As a long term care dietitian, I often get referrals to see residents regarding their diet (diet simply meaning the food we eat - nothing more). Referrals come in all shapes and sizes; it could be due to “Mrs. Jones’” diabetes, or “Mr. Smith’s” dementia. Whatever the reason for seeing a resident, I always approach the visit from a place of wellness.
This means I might liberalize Mrs. Jones diet so that she can have the monthly birthday cake with her tablemates. Why - doesn’t she has diabetes? Yes she does, however Mrs. Jones finds joy in eating cake and this activity makes her feel included in the festivities of her new home. This is wellness!
For Mr. Smith, I might change his diet to finger foods and speak with the staff about the opportunity to offer him a quarter sandwich and walk with him for a while when he’s walking the halls. Why? Mr. Smith likes to eat, but finds sitting down for a meal confusing and overwhelming. A sandwich while walking is easier, and it makes him feel good while providing him the nourishment his body needs.
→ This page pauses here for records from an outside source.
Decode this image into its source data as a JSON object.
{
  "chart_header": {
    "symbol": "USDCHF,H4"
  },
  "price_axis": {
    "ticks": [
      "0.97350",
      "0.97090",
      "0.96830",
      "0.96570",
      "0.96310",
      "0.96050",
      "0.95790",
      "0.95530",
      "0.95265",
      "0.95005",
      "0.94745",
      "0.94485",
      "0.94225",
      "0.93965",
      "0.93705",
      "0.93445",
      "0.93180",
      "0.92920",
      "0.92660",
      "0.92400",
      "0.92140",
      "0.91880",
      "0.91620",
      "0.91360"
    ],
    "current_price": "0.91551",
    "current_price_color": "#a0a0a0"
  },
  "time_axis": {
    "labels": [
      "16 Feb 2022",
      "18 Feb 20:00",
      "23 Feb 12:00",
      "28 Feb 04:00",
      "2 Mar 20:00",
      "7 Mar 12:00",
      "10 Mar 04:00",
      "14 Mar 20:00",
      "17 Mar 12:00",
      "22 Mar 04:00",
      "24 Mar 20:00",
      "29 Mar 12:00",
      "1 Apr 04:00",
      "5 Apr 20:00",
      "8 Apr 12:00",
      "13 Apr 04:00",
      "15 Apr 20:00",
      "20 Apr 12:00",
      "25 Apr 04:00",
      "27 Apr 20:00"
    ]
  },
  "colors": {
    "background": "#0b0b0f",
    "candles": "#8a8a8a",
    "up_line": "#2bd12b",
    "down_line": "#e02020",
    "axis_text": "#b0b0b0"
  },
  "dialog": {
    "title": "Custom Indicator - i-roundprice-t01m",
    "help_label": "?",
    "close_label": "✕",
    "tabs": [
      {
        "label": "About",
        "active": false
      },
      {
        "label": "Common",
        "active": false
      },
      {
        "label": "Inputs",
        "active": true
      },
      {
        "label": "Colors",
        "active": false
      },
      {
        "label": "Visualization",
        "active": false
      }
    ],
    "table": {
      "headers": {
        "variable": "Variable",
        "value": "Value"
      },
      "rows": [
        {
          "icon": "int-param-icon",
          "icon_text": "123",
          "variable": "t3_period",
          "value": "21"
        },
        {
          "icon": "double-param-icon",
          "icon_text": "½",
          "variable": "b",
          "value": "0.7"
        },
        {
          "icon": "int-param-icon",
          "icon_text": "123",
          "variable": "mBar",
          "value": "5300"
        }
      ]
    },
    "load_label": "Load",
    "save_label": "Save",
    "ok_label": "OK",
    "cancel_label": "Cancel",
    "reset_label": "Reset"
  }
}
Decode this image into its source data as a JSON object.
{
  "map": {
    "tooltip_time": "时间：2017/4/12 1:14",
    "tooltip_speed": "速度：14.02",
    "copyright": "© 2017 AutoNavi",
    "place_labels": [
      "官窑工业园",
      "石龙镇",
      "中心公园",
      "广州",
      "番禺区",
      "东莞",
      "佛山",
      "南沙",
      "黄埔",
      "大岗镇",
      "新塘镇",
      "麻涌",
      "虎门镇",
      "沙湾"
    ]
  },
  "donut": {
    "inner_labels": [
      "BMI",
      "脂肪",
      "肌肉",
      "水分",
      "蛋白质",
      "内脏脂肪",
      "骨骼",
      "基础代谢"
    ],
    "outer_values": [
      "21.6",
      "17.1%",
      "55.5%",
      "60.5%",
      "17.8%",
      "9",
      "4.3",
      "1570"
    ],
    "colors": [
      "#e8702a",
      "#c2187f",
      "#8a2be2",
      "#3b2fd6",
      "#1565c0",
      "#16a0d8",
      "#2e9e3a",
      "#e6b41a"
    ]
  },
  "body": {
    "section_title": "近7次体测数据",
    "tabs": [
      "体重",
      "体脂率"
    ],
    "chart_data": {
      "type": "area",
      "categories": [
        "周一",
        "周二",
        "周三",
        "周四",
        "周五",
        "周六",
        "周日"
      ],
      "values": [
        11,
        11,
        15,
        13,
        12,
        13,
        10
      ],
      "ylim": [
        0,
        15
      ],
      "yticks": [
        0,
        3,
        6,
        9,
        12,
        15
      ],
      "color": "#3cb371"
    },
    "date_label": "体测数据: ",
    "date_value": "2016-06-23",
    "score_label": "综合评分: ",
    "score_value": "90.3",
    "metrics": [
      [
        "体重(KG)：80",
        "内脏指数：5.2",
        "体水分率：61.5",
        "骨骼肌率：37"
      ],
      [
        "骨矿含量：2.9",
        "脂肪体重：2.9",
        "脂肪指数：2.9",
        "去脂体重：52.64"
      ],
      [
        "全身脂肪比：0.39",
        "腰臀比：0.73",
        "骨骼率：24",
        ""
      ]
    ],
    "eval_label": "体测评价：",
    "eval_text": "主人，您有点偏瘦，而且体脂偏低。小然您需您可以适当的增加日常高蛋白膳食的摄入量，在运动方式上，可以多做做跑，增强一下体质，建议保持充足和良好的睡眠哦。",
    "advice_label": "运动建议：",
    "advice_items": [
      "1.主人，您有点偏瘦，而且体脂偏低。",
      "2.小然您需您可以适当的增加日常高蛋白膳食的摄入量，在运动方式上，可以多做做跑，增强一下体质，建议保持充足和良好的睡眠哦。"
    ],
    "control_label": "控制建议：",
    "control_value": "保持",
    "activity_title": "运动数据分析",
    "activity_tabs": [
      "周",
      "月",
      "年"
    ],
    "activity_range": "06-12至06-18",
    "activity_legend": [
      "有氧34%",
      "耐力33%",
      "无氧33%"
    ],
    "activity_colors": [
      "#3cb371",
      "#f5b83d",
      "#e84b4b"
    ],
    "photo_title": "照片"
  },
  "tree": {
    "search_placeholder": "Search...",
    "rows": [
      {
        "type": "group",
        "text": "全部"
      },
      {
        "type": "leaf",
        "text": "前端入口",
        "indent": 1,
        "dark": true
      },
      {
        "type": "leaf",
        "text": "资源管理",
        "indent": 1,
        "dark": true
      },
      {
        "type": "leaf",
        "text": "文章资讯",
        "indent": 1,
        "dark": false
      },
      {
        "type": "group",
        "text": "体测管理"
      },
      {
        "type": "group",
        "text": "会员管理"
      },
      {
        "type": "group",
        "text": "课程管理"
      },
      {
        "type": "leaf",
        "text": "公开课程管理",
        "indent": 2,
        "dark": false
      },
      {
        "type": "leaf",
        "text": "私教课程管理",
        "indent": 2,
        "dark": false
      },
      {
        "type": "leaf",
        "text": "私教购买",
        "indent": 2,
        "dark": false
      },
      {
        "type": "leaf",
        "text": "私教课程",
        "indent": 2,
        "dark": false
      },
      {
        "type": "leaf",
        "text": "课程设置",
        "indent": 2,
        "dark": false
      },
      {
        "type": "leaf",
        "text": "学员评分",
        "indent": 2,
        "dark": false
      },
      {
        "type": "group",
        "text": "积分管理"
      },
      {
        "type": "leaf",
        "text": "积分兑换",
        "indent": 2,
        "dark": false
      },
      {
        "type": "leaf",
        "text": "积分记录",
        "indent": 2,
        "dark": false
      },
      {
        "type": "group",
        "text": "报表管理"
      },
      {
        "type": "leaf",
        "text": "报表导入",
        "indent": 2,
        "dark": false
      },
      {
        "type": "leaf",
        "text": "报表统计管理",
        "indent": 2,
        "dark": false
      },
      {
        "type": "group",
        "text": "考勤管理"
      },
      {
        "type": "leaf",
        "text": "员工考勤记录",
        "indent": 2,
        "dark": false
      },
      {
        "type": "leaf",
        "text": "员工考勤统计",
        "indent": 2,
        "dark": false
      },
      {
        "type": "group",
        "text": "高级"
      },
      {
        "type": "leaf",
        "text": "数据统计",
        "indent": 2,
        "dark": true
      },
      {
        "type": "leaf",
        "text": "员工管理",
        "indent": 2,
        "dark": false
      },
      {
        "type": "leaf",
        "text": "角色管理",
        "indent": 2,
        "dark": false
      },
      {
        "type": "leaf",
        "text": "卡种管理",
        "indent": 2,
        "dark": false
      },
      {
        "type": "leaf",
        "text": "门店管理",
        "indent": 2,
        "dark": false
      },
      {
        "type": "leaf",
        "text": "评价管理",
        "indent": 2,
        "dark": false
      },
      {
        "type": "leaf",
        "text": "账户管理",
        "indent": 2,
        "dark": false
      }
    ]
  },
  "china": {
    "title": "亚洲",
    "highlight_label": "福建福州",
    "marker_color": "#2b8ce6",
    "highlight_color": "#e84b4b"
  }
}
Nothing fancy, but when he lived alone, he loved eating sandwiches!
It’s incredible to think that even without focusing on what’s being eaten, the very act of eating can have a wellness effect on someone. Which brings me to how this sort of wellness applies to my family!
Wellness benefits in both the food and the act
Our family lives outside of town on a larger lot, but by no means an acreage. In the last five years we’ve welcomed two children, built six raised garden beds, learned how to bee keep with one hive, and as I write this article, my husband – who’s no handyman – is building a coop for the six chicks chirping in our dining room.
We don’t garden because home grown veggies are healthier; we do it because the act of gardening brings us all joy. We don’t have bees (which I’m terrified of) because the honey is better for you, we do it so we can enjoy it with our friends. We’re raising chickens not for their eggs, but because we want to have animals around our young kids. Our hopes are that this can help teach them empathy - and yes, to be frank, my almost two year old eats three eggs for breakfast. That one is a win-win for everyone!
Whatever it is that you do, or eat, I hope that you can spot the benefits in both the food and the act, and both of these important parts bring you as much joy and wellness as possible!